There are at least 2 a bug in the library(example inside)

Topics: Developer Forum, Project Management Forum, User Forum
Jan 17, 2010 at 9:16 PM

Hello,

Maybe i'm wrong but i believe there are 2 bug in the library. This is how i discovered them.

I need a simple method that clears an html text from white spaces and comments. So i have created this code:

 

List<HtmlNode> _nodiToRemoteve = new List<HtmlNode>();

        /// <summary>
        /// ...
        /// </summary>
        /// <param name="doc"></param>
        public void RemoveWhAndComments(HtmlDocument doc)
        {
            for (int i = 0; i < doc.DocumentNode.ChildNodes.Count; i++)
            {
                HtmlNode docDocumentNodeChildNodes = doc.DocumentNode.ChildNodes[i];
                RemoveWhAndCommentsFromNodes(docDocumentNodeChildNodes);
            }

            for (int i = 0; i < _nodiToRemoteve.Count; i++)
                _nodiToRemoteve[i].Remove();
            _nodiToRemoteve.Clear();
        }

        /// <summary>
        ///...
        /// </summary>
        /// <param name="nodoCorrente"></param>
        public void RemoveWhAndCommentsFromNodes(HtmlNode nodoCorrente)
        {
            if (
                    nodoCorrente.NodeType == HtmlNodeType.Text ||
                    nodoCorrente.NodeType == HtmlNodeType.Comment
                    )
            {
                //nodoCorrente.Remove();
               //System.Diagnostics.Trace.WriteLine(nodoCorrente.InnerHtml);
                _nodiToRemoteve.Add(nodoCorrente);
                return;
            }

            for (int i = 0; i < nodoCorrente.ChildNodes.Count; i++)
            {
                HtmlNode docDocumentNodeChildNodes = nodoCorrente.ChildNodes[i];
                if (
                    nodoCorrente.NodeType == HtmlNodeType.Text ||
                    nodoCorrente.NodeType == HtmlNodeType.Comment
                    )
                {
                    //docDocumentNodeChildNodes.Remove();
                    _nodiToRemoteve.Add(docDocumentNodeChildNodes);
                    continue;
                }
                RemoveWhAndCommentsFromNodes(docDocumentNodeChildNodes);
            }
        }

 

The first bug is that if i use _nodiToRemoteve[i].RemoveAll(); the library goes in stackoverflowexception, this one i have solved using the Remove method instead of RemoveAll.

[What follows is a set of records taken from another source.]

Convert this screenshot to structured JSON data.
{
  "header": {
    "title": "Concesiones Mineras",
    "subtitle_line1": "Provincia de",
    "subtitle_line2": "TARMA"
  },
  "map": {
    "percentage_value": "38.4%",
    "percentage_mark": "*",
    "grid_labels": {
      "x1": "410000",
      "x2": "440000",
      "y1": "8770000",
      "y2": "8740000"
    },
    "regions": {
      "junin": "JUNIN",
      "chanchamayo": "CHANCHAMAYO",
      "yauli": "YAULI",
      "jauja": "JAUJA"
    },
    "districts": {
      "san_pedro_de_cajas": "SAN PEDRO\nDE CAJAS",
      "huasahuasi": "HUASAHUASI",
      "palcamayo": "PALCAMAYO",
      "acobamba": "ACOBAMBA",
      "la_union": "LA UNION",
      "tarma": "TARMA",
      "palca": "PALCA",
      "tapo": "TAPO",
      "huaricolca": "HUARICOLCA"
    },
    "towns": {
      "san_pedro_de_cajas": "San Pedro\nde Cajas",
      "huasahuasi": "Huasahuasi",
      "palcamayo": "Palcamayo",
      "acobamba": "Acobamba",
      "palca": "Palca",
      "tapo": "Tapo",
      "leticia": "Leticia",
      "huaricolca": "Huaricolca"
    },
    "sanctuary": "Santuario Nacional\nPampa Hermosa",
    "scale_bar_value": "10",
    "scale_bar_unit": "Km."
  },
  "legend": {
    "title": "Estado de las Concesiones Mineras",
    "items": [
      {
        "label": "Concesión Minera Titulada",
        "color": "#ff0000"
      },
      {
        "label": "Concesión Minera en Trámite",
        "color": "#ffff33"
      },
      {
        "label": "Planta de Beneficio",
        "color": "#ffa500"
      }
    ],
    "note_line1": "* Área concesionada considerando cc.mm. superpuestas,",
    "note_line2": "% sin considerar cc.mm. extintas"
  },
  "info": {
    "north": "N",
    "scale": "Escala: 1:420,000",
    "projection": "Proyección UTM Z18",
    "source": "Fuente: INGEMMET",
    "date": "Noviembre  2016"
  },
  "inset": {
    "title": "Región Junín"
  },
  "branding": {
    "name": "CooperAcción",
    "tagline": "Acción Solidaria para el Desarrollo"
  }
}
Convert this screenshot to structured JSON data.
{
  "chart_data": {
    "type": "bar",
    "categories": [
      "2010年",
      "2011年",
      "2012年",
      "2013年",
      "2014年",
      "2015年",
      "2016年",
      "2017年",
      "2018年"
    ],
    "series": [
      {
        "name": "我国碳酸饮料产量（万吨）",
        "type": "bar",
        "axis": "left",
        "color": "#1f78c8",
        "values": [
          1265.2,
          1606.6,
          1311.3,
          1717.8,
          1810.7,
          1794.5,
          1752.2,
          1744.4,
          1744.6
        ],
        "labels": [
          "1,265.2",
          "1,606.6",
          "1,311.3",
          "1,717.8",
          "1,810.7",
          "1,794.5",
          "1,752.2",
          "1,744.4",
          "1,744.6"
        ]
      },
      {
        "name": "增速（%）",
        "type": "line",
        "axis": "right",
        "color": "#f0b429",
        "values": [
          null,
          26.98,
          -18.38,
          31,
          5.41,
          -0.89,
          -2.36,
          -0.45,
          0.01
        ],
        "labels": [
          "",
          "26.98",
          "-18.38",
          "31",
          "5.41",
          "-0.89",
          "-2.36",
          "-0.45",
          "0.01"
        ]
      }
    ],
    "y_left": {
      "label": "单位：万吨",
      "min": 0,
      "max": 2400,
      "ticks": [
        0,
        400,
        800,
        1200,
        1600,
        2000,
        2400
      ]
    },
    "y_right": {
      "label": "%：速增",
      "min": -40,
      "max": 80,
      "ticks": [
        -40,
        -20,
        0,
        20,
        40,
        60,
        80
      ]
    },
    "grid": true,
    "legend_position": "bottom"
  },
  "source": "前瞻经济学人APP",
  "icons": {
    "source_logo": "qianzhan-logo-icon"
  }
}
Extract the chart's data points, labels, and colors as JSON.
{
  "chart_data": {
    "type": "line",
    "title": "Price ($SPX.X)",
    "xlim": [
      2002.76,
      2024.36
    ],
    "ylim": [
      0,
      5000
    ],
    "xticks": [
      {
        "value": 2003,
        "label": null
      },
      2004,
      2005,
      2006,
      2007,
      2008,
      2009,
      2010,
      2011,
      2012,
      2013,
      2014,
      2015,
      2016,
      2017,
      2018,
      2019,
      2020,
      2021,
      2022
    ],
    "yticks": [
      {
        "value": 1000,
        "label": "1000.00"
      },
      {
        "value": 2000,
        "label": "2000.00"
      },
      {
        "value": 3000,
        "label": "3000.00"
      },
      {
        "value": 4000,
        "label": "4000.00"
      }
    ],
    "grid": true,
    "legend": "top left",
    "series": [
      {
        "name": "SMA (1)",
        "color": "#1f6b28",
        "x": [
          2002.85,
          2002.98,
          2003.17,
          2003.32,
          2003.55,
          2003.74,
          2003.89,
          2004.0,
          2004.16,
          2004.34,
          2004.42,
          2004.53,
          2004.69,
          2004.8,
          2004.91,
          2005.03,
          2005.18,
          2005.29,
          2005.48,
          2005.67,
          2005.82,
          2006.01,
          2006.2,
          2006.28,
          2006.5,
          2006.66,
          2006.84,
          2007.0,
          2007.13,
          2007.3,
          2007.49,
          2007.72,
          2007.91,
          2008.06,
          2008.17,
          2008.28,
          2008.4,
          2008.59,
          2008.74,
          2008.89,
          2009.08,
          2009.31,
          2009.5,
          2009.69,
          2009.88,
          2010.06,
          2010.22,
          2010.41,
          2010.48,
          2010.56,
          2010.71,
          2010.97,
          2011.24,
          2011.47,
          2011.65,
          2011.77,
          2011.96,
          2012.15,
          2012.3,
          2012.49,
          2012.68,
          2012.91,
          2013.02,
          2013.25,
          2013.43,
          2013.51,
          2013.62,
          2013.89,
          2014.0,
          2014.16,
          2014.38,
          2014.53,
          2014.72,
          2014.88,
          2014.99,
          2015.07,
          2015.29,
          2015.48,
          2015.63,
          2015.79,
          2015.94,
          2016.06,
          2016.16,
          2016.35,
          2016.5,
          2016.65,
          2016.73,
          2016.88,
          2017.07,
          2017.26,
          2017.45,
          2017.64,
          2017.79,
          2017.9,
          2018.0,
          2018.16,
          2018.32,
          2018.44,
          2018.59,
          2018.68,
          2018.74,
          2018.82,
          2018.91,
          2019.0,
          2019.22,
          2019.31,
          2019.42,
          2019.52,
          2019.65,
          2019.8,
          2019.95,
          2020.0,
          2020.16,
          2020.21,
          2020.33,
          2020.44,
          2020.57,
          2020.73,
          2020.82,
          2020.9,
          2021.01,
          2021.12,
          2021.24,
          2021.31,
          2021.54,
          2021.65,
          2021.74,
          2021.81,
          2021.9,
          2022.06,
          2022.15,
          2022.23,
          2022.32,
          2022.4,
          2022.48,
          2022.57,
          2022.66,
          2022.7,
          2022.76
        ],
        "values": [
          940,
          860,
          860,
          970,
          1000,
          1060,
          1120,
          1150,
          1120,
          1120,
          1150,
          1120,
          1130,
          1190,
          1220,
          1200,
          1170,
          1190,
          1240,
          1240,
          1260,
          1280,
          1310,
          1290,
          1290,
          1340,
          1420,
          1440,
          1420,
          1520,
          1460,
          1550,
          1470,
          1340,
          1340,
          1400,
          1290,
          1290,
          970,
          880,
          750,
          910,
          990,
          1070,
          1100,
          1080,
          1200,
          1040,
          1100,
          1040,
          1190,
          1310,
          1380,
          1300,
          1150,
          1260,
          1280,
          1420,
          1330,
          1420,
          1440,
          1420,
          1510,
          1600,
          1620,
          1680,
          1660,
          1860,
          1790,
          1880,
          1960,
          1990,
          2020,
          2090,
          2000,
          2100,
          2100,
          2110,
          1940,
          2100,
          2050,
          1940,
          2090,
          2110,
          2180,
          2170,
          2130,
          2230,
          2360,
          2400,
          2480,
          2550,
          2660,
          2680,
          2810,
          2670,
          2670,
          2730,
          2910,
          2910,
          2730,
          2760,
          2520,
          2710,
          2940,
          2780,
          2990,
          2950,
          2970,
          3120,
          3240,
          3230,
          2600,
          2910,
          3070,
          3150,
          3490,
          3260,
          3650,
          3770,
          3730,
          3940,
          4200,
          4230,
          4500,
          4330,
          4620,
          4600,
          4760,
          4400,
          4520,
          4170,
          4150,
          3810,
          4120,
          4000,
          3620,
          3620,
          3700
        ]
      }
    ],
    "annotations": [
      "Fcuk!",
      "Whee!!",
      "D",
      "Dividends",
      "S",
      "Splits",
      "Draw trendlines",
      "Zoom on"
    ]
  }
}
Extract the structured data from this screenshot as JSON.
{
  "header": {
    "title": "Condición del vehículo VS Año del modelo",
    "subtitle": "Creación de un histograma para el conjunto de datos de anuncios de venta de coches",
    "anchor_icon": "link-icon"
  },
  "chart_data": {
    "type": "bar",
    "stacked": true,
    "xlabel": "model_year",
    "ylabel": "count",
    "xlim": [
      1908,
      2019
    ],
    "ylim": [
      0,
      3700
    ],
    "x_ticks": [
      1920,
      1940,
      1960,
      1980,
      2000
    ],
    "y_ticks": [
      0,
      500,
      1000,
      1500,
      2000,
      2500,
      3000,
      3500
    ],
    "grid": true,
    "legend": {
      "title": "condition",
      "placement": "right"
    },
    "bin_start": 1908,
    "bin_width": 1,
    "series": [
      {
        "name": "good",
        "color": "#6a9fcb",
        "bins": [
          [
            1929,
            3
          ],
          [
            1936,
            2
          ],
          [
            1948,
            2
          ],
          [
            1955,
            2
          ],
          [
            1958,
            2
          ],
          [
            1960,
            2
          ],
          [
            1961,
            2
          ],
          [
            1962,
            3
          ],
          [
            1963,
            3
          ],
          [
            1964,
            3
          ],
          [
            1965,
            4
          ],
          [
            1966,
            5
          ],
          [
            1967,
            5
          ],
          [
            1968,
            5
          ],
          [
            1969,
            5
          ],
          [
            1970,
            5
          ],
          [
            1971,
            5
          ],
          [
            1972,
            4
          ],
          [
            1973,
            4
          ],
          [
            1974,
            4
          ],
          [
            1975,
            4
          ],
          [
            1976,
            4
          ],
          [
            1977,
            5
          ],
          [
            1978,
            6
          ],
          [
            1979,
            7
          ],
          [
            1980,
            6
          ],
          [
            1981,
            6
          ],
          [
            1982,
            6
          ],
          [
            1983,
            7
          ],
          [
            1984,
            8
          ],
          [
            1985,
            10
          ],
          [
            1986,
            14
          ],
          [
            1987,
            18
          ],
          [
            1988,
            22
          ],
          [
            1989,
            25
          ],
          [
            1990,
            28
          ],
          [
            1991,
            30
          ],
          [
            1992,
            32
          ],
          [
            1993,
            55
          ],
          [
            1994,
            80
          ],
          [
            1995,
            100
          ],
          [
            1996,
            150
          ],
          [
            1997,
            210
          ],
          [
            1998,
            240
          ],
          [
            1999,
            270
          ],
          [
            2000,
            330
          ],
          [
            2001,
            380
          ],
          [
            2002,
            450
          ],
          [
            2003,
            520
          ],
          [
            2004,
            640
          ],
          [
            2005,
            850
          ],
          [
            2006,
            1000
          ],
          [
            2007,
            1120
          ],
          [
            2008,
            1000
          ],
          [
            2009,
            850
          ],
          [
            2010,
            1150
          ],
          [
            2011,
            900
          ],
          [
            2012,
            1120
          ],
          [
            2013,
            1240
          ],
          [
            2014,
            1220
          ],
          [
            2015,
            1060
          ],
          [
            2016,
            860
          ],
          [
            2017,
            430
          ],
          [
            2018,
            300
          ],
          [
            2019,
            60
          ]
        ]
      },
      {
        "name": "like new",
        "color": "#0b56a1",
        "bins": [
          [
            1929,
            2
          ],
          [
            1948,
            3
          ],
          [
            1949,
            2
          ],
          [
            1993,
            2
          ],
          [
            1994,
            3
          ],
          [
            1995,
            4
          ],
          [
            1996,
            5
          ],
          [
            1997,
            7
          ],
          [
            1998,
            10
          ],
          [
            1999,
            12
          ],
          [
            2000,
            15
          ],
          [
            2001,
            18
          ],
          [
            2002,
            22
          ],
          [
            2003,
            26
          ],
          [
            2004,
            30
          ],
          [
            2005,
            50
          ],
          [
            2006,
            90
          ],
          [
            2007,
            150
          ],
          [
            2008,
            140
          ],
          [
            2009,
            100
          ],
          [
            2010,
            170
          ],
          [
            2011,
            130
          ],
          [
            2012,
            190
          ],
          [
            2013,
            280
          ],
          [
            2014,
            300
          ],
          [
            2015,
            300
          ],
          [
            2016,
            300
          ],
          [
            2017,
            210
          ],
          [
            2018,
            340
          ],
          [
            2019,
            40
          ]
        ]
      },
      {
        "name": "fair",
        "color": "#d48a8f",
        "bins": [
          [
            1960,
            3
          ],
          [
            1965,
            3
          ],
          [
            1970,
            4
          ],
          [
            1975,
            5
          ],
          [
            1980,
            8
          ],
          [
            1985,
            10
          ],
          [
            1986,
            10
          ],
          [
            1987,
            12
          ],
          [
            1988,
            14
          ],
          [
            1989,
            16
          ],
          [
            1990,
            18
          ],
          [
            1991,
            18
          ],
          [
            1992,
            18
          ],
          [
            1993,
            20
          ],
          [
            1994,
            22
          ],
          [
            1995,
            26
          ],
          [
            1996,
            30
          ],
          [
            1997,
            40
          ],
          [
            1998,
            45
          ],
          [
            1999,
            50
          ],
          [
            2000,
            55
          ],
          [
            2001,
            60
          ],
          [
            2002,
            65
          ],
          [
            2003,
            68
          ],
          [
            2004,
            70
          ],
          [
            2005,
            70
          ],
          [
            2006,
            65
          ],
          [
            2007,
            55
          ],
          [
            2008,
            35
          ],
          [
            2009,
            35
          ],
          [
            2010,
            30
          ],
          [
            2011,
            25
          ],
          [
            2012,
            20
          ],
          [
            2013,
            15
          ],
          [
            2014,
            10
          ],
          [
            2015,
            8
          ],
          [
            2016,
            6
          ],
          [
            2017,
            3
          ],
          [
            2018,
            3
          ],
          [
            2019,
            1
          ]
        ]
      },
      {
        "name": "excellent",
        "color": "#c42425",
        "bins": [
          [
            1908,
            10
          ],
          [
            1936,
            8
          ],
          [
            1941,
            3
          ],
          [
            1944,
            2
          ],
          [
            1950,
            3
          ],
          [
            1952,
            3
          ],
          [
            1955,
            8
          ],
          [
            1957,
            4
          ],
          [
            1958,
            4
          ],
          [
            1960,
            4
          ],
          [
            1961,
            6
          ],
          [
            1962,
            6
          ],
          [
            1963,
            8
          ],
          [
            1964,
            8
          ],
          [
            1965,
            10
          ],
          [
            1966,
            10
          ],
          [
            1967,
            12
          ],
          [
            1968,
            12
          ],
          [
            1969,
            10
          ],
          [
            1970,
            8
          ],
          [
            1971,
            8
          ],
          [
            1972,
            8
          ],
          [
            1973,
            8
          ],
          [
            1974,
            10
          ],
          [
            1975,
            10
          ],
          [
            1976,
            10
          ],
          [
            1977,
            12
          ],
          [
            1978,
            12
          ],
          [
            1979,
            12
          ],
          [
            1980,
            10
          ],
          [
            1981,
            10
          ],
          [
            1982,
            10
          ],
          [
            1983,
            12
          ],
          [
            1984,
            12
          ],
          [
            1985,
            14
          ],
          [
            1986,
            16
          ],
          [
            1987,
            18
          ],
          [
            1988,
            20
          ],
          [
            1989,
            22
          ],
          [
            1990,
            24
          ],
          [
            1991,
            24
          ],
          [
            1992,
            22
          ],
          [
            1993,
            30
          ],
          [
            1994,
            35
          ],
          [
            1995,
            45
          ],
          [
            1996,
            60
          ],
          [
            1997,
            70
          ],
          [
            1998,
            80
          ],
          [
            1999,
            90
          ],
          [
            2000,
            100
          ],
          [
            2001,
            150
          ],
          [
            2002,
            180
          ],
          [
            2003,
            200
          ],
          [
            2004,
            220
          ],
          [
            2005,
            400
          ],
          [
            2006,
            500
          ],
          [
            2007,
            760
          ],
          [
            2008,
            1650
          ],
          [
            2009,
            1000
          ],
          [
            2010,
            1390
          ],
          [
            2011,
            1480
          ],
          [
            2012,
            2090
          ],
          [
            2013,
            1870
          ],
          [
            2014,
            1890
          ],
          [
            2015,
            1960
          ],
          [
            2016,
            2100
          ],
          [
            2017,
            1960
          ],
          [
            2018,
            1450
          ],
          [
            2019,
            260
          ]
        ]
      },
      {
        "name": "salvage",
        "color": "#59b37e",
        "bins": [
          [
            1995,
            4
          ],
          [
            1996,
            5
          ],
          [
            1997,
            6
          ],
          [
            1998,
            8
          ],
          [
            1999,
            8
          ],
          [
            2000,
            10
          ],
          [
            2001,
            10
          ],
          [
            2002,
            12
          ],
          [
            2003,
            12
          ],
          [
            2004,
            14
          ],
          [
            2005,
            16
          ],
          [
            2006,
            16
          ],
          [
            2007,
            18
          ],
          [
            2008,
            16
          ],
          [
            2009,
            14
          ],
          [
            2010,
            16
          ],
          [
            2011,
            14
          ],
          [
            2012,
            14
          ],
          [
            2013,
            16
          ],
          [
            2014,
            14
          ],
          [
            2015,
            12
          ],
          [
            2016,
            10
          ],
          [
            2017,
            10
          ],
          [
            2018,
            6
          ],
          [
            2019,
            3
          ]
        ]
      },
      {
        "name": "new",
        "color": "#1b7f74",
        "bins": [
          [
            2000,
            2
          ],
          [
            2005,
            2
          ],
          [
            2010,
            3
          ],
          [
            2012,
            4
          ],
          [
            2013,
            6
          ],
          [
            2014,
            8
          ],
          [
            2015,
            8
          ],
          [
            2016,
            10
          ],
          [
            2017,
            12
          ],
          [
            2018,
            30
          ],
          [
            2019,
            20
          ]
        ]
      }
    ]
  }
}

The other bug instead is that the parser classify this tag as comment:

<style type="text/css">
body {


        background-image: url(./images/casper_black.png);
     background-color: black;
        background-position: center;
        background-repeat: no-repeat;
        background-attachment: fixed;

}

a {
    color:white;
    position: fixed; right: 525px; bottom: 35px;z-index:9
}

</style>

 

now its clear that this is not a comment!

What do you think about this two problems?

 

thank you

 

Jan 29, 2010 at 12:27 PM

Humm...

Can you tell me why you need to remove the comments and whitespaces from the html?